Sunday, 30 November 2008 07:16 Written by Jasper Rees
The French horn has always stood apart from its colleagues. Joining the orchestra relatively late, in the concert hall it has been seated away from the rest of the brass section. It has never muscled its way into the colliery brass bands of the north of England, and in America has infiltrated the marching band only in the guise of a mellophone.
There’s one inner sanctum above all where the horn has struggled to get its foot in the door. When jazz began to flower as a musical form between the wars, its small caucus of renegade instruments gradually welcomed intruders from the orchestra. “Horn” duly became a catch-all name for any number of brassy instruments with slides, reeds or valves. It wasn’t until the 1950s that the pioneering Julius Watkins started to make a case for the French horn as a jazz instrument, recording with his own sextet on Blue Note, and with the short-lived outfit Les Jazz Modes. But while he became a session player with Coltrane, Mingus, Monk and Miles Davis, even he had difficulty securing gigs and in one disastrous interval jumped ship to the more employable trumpet.
Other jazz horn players have come along in his wake, notably John Clark and, more recently, Tom Varner, Adam Unsworth and James MacDonald. They all have one thing in common: they’re American. In the 1950s the great British virtuoso Dennis Brain would play salsa with Roberto Ingles and his Orchestra, but full-time horn jazzers have always been thin on the ground in Europe and the Russian Arkady Shilkloper is the only player so far to have earned serious recognition this side of the Atlantic.

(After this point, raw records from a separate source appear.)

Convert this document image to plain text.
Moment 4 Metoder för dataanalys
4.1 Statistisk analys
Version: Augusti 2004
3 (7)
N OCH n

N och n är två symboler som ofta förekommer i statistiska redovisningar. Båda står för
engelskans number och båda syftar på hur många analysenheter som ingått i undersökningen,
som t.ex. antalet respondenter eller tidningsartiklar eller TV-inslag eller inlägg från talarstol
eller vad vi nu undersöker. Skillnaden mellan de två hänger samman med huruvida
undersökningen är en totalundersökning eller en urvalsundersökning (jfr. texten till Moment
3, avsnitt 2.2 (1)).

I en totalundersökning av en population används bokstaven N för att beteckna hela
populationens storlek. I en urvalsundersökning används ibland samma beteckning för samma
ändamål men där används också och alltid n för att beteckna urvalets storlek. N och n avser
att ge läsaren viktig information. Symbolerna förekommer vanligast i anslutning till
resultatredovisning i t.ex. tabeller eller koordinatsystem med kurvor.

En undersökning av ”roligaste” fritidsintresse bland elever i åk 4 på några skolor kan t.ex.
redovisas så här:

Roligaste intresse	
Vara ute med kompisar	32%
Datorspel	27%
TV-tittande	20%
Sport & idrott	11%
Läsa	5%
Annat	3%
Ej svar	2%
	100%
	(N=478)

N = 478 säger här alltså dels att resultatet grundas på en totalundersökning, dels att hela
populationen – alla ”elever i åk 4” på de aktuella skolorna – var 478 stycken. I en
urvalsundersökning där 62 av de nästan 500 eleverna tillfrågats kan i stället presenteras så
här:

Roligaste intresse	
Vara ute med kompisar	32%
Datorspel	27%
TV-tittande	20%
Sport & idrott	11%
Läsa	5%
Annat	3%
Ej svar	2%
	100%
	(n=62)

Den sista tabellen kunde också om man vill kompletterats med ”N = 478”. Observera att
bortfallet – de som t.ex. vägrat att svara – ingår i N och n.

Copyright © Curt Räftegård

In 1999 conductor Geoffrey Simon and Hugh Seenan, former principal horn of the London Symphony Orchestra, chose to commemorate the remarkable depth of horn-playing talent in London with The London Horn Sound, a CD featuring music adapted for horn ensemble ranging from Wagner to Queen. Its success provoked imitations, as horn players from the Berlin Philharmonic, Vienna Philharmonic and New York Philharmonic followed The London Horn Sound into the recording studio. One of the most vibrant recordings on The London Horn Sound CD was left till last, a sixteen-strong account of Duke Ellington’s Caravan. Its popularity, particularly when it was performed as the finale to the British Horn Society’s 25th Anniversary festival in 2005, with Jim Rattigan taking the solo, prompted Geoffrey Simon and Hugh Seenan to get the band back together again.
The result is Give It One, a fizzing, snapping, swooning collection of jazz tunes which have been put through the mixer and come out revealed afresh. Performed by between six and eighteen horns with piano, bass and drums, what this extraordinary set of recordings reveals is that the best French horn players can turn their hand to this style as if born to it, both as virtuoso soloists and selfless ensemble players.
And some can compose, too: Give It One features as many originals as arrangements. Richard Bissill, whose regular gig is Principal Horn of the London Philharmonic Orchestra, composed Los Jaraneros and Fat Belly Blues in addition to arranging Not Like This, The Trolley Song and the title song, Give It One. The old jazz hand Jim Rattigan created Caseoso after arranging Daydream, while Timothy Jackson, a member of the Philharmonia Orchestra’s horn section, not only composed Lana’s Lullaby and Three Point Turn but gave us an inspired Sound Of Music Jazz Suite, available exclusively as a download from www.giveitone.com.
The ensemble is supported throughout by the remarkable Gwilym Simcock on jazz piano, who also reminds us of his horn-playing roots by knocking out a solo in a composition of his own making, Blues For Hughie. As an arranger Simcock makes the case for the horn as a convincing substitute for even the most iconic voices with his versions of The Way We Were and God Bless the Child.
There have been some personnel changes since the first London Horn Sound CD. In Angela Barnes of the LSO and Kathryn Saunders of the Royal Philharmonic Orchestra there are two more women than there were last time round. Other than that, the only fair way to single out individual players from such a peacock display of staggering talent is to draw the listener’s attention to the holes in the ozone layer punctured by Pip Eastop’s high playing in God Bless the Child and his numerous jazz solos, and the meaty wit of Tony Halstead’s low-range mastery in Fat Belly Blues. For connoisseurs of the rare and difficult French horn technique of singing and playing at the same time, there is a masterclass from Frank Lloyd and Jackson in Three Point Turn. And on several tracks a quartet of Wagner tubas, variously led by Dave Lee and Jeffrey Bryant, adds a darker hue to an already rich palette.
People who know the horn world will be eager to know which soloist is producing which sounds. Maybe these names will also become familiar to jazz listeners who for now are merely curious to find out how “the soul of the orchestra”, as Schumann called the French horn, cuts it without white tie and tails. In Give It One, from the heart-melting laments of Not Like This and Daydream to the hip-swaying Latin accents of Caseoso and Los Jaraneros, they have their scintillating answer.